Hielscher Ultrasonics
Teremos todo o prazer em discutir o seu processo.
Contactar-nos: +49 3328 437-420
Enviar-nos por correio eletrónico: [email protected]

Mistura de asfalto a frio – Produzir melhor qualidade utilizando a sonicação

As emulsões asfálticas de mistura a frio dependem criticamente do controlo da distribuição do tamanho das gotículas, da viscosidade e da estabilidade, minimizando o consumo de energia necessário para o processamento. Os sonicadores Hielscher quebram as gotículas de forma eficiente, encurtam o tempo de processamento e permitem-lhe atingir especificações mais rigorosas com menos surfactante e a temperaturas mais baixas. Esta página detalha o mecanismo, o caminho de aumento de escala em três etapas e as escolhas de engenharia pesada que fazem com que os sonicadores Hielscher funcionem de forma fiável na produção de asfalto de mistura a frio.
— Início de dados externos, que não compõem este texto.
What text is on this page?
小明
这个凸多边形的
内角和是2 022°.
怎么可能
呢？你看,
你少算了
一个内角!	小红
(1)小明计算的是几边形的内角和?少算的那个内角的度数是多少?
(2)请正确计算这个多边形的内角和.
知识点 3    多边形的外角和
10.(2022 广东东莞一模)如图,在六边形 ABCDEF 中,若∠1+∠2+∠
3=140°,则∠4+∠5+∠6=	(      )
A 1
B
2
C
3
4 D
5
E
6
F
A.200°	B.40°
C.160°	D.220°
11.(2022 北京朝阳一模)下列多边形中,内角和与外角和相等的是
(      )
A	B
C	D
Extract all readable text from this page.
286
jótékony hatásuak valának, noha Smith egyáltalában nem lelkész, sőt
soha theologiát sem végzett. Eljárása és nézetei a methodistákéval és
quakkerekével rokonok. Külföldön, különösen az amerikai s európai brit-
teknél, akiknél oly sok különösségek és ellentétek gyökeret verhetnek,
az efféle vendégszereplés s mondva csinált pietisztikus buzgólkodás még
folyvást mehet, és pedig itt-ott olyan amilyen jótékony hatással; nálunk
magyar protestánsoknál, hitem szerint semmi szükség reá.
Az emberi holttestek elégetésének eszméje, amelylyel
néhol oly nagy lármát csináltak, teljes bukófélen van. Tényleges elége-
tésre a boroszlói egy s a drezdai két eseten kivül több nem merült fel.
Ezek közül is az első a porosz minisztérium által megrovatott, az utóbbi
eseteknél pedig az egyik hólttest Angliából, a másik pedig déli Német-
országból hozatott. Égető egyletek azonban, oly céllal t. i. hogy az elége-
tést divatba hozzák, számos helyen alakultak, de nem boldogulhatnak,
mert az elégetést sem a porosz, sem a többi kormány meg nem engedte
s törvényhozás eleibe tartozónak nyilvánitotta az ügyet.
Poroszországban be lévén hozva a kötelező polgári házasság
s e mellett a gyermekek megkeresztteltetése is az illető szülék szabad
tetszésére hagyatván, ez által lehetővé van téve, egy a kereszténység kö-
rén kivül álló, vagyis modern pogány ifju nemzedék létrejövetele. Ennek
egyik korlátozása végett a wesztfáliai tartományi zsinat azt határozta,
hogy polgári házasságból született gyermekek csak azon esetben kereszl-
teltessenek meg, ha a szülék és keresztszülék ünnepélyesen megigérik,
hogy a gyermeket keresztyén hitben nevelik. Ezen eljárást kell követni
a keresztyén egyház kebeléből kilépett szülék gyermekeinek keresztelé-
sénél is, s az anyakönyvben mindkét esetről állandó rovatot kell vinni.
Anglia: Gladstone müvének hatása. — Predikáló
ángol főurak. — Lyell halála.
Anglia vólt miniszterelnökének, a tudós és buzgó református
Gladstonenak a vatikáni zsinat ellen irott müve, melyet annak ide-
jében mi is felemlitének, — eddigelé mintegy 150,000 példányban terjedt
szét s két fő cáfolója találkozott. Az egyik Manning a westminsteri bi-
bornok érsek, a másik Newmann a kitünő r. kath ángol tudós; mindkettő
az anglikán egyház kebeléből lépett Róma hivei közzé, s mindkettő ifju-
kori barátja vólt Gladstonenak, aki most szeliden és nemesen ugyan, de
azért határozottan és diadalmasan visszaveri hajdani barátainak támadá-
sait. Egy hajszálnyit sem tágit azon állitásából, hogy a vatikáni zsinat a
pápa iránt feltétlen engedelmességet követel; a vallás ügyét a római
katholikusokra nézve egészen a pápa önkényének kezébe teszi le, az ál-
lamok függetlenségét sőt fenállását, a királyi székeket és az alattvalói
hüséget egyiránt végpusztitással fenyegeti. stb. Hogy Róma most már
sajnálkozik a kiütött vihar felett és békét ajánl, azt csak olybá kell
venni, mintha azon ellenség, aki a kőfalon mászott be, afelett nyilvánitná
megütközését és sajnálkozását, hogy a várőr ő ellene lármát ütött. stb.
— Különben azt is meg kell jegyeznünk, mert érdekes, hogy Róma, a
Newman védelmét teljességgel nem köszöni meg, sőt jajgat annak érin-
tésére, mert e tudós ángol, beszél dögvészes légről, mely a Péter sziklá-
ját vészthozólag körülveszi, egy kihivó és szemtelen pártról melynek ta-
Porquê utilizar sonicadores para emulsões de asfalto de mistura a frio

As principais alavancas económicas são a compressão do tempo de residência, a menor necessidade de emulsionante para o mesmo tamanho de gota pretendido, um intervalo mais estreito e, por conseguinte, uma melhor estabilidade de armazenamento e a possibilidade de funcionar a uma temperatura de processo mais baixa. Em comparação com os moinhos de rotor-estator ou coloidais, os ultra-sons fornecem energia através de microjactos de cavitação em vez de cisalhamento entre a ferramenta e o estator, o que se traduz numa quebra mais rápida das gotículas com um determinado consumo de energia específico.

Trabalhador da construção civil a aplicar mistura de asfalto a frio
  • As reduções de viscosidade medidas são de cerca de 20 a 30 por cento na formulação inalterada após a sonicação, combinadas com uma mudança para gotículas de emulsão mais pequenas e mais monodispersas.
  • Economia de surfactante de 10 a 30 por cento para uma determinada meta d90 e janela de estabilidade, porque o campo de cavitação pode gerar gotículas finas.
  • Tempo de processamento mais curto e equipamento mais pequeno, uma vez que a sonicação pode atingir a viscosidade e o tamanho de gota especificados por sonicação em linha.
  • Temperaturas de mistura mais baixas, o que reduz o consumo de energia e a exposição dos trabalhadores aos fumos, ao mesmo tempo que está em conformidade com as iniciativas da UE e dos EUA para descarbonizar os materiais de pavimentação.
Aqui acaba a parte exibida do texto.